The team analysed data from the third National Survey of Sexual Attitudes and Lifestyles (Natsal-3) conducted in Britain in 2010-12, to consider whether a subgroup of 2,825 participants, aged 17-24 years, had been ‘sexually competent’ at the time of first heterosexual intercourse. They categorised participants as ‘sexually competent’ if the following self-reported criteria applied to the event: contraceptive use, autonomy of decision, both partners ‘equally willing’, and occurrence at the perceived ‘right time’.
They found that age at first sex was associated with, but could not fully account for, variation in ‘sexual competence’ and its component parts: 22.4% of men and 36.2% of women who had first sex at age 13-14 years were categorised as ‘sexually competent’, rising to 63.7% and 60.4% respectively among those who had been at least 18 years old at first intercourse. Lack of sexual competence was independently associated with: first intercourse before the age of 16 years; area-level deprivation (men only); lower educational level; black ethnicity (women only); reporting ‘friends’ as main source of learning about sex (women only); ‘non-steady’ relationship at first sex; and uncertainty of first partner’s virginity status.

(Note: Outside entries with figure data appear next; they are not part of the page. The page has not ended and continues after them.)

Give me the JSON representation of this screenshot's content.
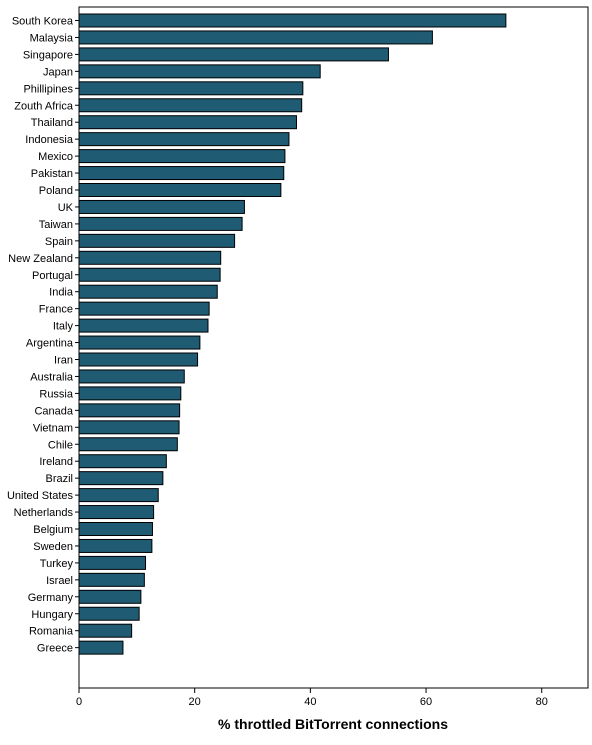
{
  "chart_data": {
    "type": "bar",
    "orientation": "horizontal",
    "title": "",
    "xlabel": "% throttled BitTorrent connections",
    "ylabel": "",
    "xlim": [
      0,
      88
    ],
    "xticks": [
      0,
      20,
      40,
      60,
      80
    ],
    "grid": false,
    "bar_color": "#1f5b73",
    "categories": [
      "South Korea",
      "Malaysia",
      "Singapore",
      "Japan",
      "Phillipines",
      "Zouth Africa",
      "Thailand",
      "Indonesia",
      "Mexico",
      "Pakistan",
      "Poland",
      "UK",
      "Taiwan",
      "Spain",
      "New Zealand",
      "Portugal",
      "India",
      "France",
      "Italy",
      "Argentina",
      "Iran",
      "Australia",
      "Russia",
      "Canada",
      "Vietnam",
      "Chile",
      "Ireland",
      "Brazil",
      "United States",
      "Netherlands",
      "Belgium",
      "Sweden",
      "Turkey",
      "Israel",
      "Germany",
      "Hungary",
      "Romania",
      "Greece"
    ],
    "values": [
      73.8,
      61.1,
      53.5,
      41.7,
      38.7,
      38.5,
      37.6,
      36.3,
      35.6,
      35.4,
      34.9,
      28.6,
      28.2,
      26.9,
      24.5,
      24.4,
      23.9,
      22.5,
      22.3,
      20.9,
      20.5,
      18.2,
      17.6,
      17.4,
      17.3,
      17.0,
      15.1,
      14.5,
      13.7,
      12.9,
      12.7,
      12.6,
      11.5,
      11.3,
      10.7,
      10.4,
      9.1,
      7.6
    ]
  }
}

They noted: “The finding that age at first sex does not explain all of the variation observed in sexual competence, and nor does it account for the associations found with other antecedent factors, suggests that this measure is not merely a function of age at first sex, but rather tapping into a distinct dimension of the experience in itself.”
They pointed out that previous research has suggested that the experience of first sexual intercourse can have implications for sexual health status later in life; and analyses of Natsal-3 data have identified lack of sexual competence at first intercourse to be a risk factor for poor subsequent sexual health among young people, independently of their age at first sex.
They commented: “Therefore, it is possible that targeted interventions aimed at enabling at-risk young people to have a more positive and healthy first sexual experience may result in improvements in sexual health that continue into adulthood.”
*Palmer ML, Clarke L, Ploubidis GB, et al. Prevalence and correlates of ‘sexual competence’ at first heterosexual intercourse among young people in Britain. BMJ Sex Reprod Health Published Online First 14 January 2019. doi:10.1136/bmjsrh-2018-200160.